In earlier times we lived in a religious society, where the cathedral spire or the temple gopuram was the most significant structure in the city, clearly visible and dominating the landscape.

"Our cities are also pockmarked with slums and decrepit housing, with polluted landscapes and stinking waterways"

No longer. Our cityscape is defined by other symbols — airports, convention centers, banks, expressways, and television towers. All these belong to the mercantile and technological age and possess a worldly glamor.

But our cities are also pockmarked with slums and decrepit housing, with polluted landscapes and stinking waterways, which most of its citizens perforce call "home."

Pope Francis is right when from the very beginning, his preferred metaphor for the Church is that of a “field hospital” where doctors, nurses and volunteers care for the sick and wounded. A “contrast community” to the savage world around.

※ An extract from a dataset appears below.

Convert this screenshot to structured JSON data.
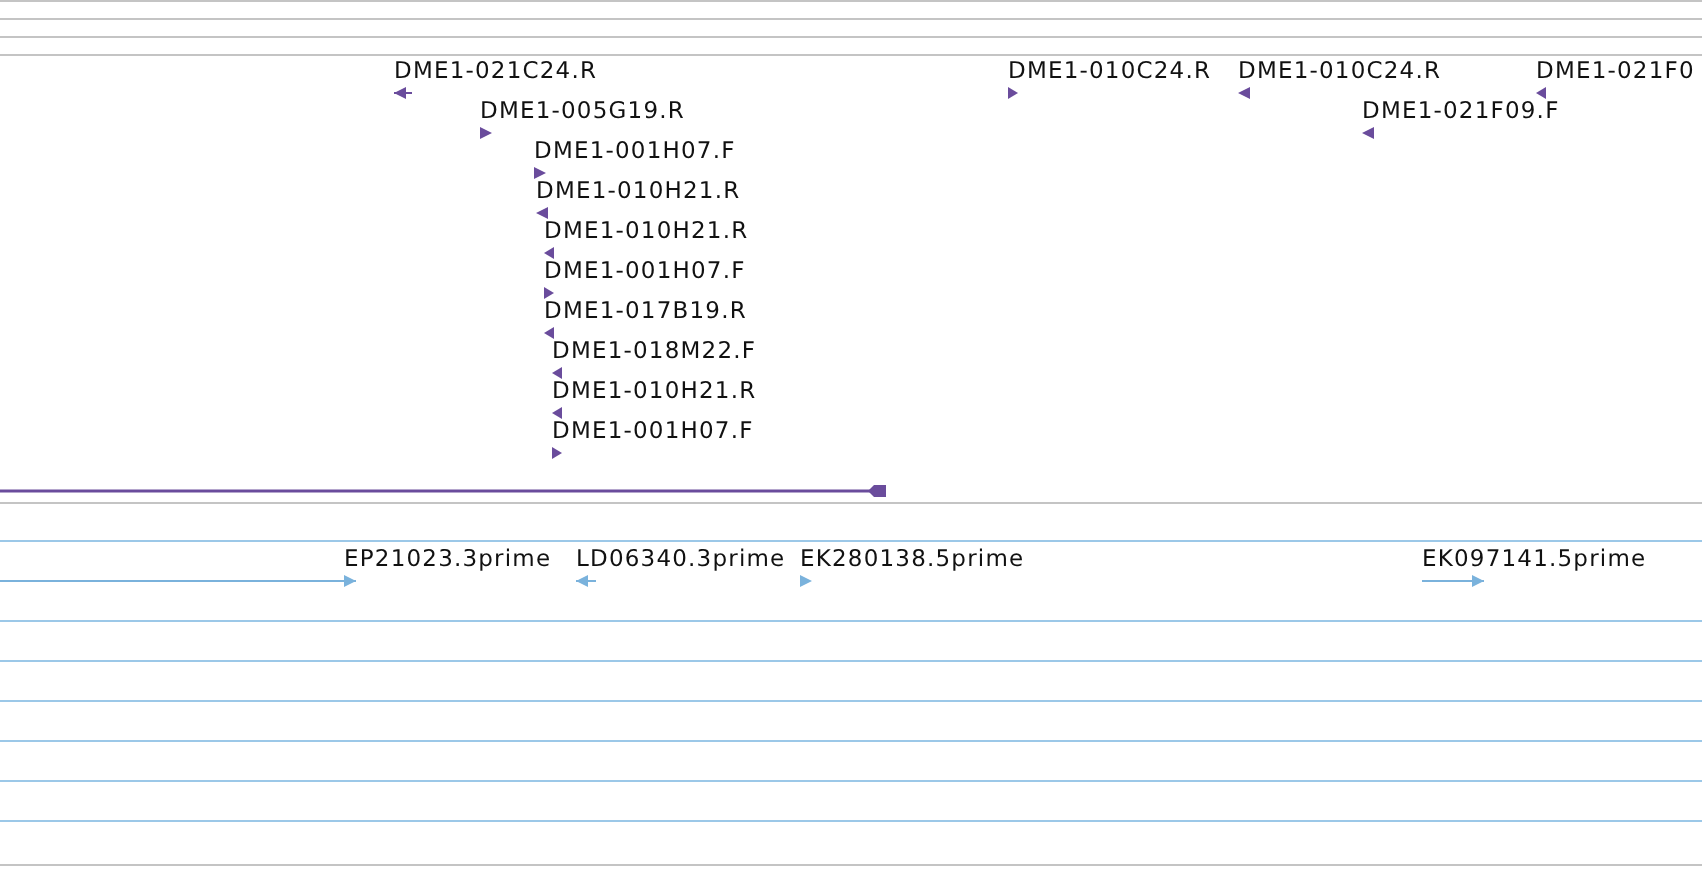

In other words, the Church must be seen in terms of its presence in soup kitchens, refugee camps, night shelters, day-care centers and in prisons. These become the sanctuary where one encounters the divine.

And Christians are present here as healers, in direct response to Gospel, “For I was hungry and you gave me something to eat, I was thirsty and you gave me something to drink, I was a stranger and you invited me in, I needed clothes and you clothed me, I was sick and you looked after me, I was in prison and you came to visit me.” (Mt. 25, 35-36).

Finding its sanctuary in such a world must be a central question for the Church.

*The views expressed in this article are those of the author and do not necessarily reflect the official editorial position of UCA News.